Безумная скорость и стала причиной его несчастья. Когда дорога пошла вверх к левому повороту, на пути оказалась замерзшая лужа, и машина вдруг пошла юзом. Время словно замедлило свой бег, машина в медленном вальсе развернулась на триста шестьдесят градусов. Верд рванул руль, но это только ухудшило ситуацию. На лобовое стекло вдруг наехал крутой травянистый склон, машина перевернулась набок, а он с размаху рухнул на дверцу. Ручка стеклоподъемника больно ударила его по ребрам.
Верд понятия не имел, сколько времени пролежал так, ошеломленный, задыхающийся от боли, растерянно вслушиваясь в «тик-тик» остывающего в ночном воздухе мотора. Потом он увидел, как дверца над его головой откинулась и в проеме возникли головы Алекса и Зигги. Они испуганно смотрели вниз.
— Ты, кретин, — прокричал Зигги, едва понял, что с ним ничего непоправимого не произошло.

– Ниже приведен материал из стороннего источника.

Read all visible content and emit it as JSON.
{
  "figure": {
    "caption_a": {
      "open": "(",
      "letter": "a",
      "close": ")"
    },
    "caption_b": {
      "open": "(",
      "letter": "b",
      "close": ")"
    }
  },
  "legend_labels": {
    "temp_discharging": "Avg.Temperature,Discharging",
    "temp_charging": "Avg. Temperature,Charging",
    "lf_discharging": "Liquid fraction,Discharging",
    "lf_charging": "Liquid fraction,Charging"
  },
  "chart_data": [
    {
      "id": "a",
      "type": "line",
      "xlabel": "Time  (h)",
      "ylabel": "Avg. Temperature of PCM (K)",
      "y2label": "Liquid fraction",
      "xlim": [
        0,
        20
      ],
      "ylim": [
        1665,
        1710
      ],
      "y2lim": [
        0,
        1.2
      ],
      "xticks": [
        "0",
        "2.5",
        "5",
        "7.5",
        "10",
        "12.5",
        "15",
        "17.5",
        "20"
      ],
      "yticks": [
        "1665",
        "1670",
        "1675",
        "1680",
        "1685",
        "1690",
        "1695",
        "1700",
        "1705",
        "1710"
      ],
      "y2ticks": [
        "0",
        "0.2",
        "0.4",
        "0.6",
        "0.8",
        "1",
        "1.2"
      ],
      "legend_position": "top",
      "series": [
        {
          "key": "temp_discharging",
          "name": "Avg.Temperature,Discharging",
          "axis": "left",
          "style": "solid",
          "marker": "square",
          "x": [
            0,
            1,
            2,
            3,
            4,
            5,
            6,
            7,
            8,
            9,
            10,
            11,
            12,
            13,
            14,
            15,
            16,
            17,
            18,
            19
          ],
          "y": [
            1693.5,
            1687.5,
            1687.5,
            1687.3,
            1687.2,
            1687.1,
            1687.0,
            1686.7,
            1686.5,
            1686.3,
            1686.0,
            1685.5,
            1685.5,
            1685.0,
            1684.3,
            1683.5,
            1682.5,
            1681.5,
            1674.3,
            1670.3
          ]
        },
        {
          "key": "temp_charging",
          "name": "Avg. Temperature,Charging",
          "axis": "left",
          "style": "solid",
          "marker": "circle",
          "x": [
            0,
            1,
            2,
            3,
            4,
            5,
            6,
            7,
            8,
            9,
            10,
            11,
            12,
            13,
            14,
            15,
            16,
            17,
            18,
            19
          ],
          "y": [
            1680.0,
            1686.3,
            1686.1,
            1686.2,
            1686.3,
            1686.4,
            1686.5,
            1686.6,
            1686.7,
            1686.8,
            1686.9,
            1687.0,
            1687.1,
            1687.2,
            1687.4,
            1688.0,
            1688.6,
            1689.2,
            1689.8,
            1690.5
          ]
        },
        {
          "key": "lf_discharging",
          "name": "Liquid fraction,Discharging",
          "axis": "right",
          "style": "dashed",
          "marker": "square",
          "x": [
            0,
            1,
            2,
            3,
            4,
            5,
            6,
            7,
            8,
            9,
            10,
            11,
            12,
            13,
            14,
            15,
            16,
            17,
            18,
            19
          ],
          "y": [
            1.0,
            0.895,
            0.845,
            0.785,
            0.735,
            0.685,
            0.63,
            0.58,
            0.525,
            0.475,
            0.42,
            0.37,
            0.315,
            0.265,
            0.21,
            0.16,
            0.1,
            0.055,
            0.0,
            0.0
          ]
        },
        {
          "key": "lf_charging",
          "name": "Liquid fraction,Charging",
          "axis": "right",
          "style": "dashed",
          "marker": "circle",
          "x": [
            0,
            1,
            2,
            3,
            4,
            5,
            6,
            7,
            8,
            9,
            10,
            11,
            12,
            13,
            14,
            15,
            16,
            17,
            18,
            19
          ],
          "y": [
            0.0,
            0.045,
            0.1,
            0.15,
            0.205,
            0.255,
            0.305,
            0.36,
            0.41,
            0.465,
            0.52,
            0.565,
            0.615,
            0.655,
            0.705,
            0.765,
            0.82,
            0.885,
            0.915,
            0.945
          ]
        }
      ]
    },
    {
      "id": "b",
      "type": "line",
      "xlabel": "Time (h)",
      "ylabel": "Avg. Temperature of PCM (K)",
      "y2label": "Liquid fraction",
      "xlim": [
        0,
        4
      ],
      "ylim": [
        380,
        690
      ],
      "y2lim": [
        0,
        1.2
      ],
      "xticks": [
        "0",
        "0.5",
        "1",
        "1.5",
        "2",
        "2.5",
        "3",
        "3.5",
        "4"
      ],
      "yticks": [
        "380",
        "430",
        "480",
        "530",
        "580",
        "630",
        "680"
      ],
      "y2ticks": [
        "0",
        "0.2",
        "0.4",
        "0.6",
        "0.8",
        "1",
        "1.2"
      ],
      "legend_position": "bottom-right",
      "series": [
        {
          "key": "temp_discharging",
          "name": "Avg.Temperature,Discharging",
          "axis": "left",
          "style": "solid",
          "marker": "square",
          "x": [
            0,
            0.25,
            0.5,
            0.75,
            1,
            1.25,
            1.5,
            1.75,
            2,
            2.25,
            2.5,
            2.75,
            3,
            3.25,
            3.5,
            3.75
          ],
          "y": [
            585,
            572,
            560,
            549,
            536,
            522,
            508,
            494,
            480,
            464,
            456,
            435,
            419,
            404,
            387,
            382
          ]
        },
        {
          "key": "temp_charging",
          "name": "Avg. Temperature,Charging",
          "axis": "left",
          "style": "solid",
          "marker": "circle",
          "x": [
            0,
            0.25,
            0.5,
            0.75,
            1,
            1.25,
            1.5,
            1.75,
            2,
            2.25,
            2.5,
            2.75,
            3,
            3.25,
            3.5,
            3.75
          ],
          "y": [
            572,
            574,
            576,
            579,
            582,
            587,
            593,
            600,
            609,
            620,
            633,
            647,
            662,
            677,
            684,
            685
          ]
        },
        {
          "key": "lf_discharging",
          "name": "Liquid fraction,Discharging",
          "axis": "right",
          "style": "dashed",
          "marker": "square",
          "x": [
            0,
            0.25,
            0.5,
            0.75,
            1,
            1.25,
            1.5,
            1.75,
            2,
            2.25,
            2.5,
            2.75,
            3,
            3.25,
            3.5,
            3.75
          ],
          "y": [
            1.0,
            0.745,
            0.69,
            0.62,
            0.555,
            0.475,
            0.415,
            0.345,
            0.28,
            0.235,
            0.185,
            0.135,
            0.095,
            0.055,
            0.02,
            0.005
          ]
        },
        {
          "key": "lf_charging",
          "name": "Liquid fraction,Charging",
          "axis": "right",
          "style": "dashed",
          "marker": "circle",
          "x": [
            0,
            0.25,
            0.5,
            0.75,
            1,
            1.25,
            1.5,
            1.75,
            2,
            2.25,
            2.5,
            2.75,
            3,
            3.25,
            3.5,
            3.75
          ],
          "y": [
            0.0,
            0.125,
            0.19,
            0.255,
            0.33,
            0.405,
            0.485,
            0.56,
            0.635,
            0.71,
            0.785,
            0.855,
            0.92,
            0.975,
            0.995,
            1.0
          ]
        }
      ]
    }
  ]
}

Каким-то образом Верду удалось приподняться, и друзья вытащили его, орущего от боли в помятых ребрах. Он лежал, тяжело дыша, на мерзлой траве, и каждый вздох отзывался острой, как укол ножа, болью. Потребовалась минута или две, чтобы он осознал, что на дороге за его покалеченным «эскортом» стоит «остин-аллегро», огни которого бросали на происходящее странные тени.
Зигги поднял его на ноги и помог сойти по склону.
— Ты, фигов тупица, — не замолкая, твердил он, засовывая его на заднее сиденье «аллегро». Сквозь мучительную пелену боли Верд услышал, как переговариваются друзья.
— Что мы будем теперь делать? — спрашивал Брилл.
— Алекс отвезет вас назад на Променад, и вы поставите эту машину туда, откуда взяли. Потом вы отправитесь по домам. О'кей?
— Но Верд ранен, — запротестовал Брилл. — Его нужно отправить в больницу.
— Ага. Давайте объявим всему свету, что он попал в аварию. — Зигги склонился над Вердом, поднес руку к его лицу. — Сколько видишь пальцев, кретин?
Все еще плохо соображая, Верд простонал:
— Два.
— Ясно? У него даже сотрясения нет. Поразительно. Я всегда считал, что у него между ушами бетон. У него только ребра зашиблены, Брилл. Все, что смогут сделать в больнице, это дать ему обезболивающее.
— Но его всего скрючило. Что он скажет дома?
— Это его дело. Может сказать, что упал с какой-нибудь лестницы. Что угодно. — Зигги снова склонился над Вердом. — Тебе придется улыбаться и терпеть, кретин.
Верд, морщась, приподнялся и сел:
— Я справлюсь.
— А что будешь делать ты? — спросил Алекс, садясь за руль «аллегро».
— Я даю вам пять минут, чтобы убраться. А потом я подожгу эту машину.
Тридцать лет спустя Верд все еще помнил потрясенное лицо Алекса.
— Что?!
Зигги потер лицо ладонью.
— Она вся в наших отпечатках. И еще наша торговая марка на ветровом стекле. Пока мы просто писали на стеклах, полиции было лень нами заниматься. Но украденный и разбитый автомобиль… Думаешь, они отнесутся к этому как к шутке? Мы должны его сжечь. Он все равно разбит вдребезги.
Возразить было нечего. Алекс завел мотор и поехал, как по маслу. Много дней спустя Верд наконец надумал поинтересоваться:
— Где ты научился водить?
— Прошлым летом. На побережье Барры. Под руководством моего двоюродного брата.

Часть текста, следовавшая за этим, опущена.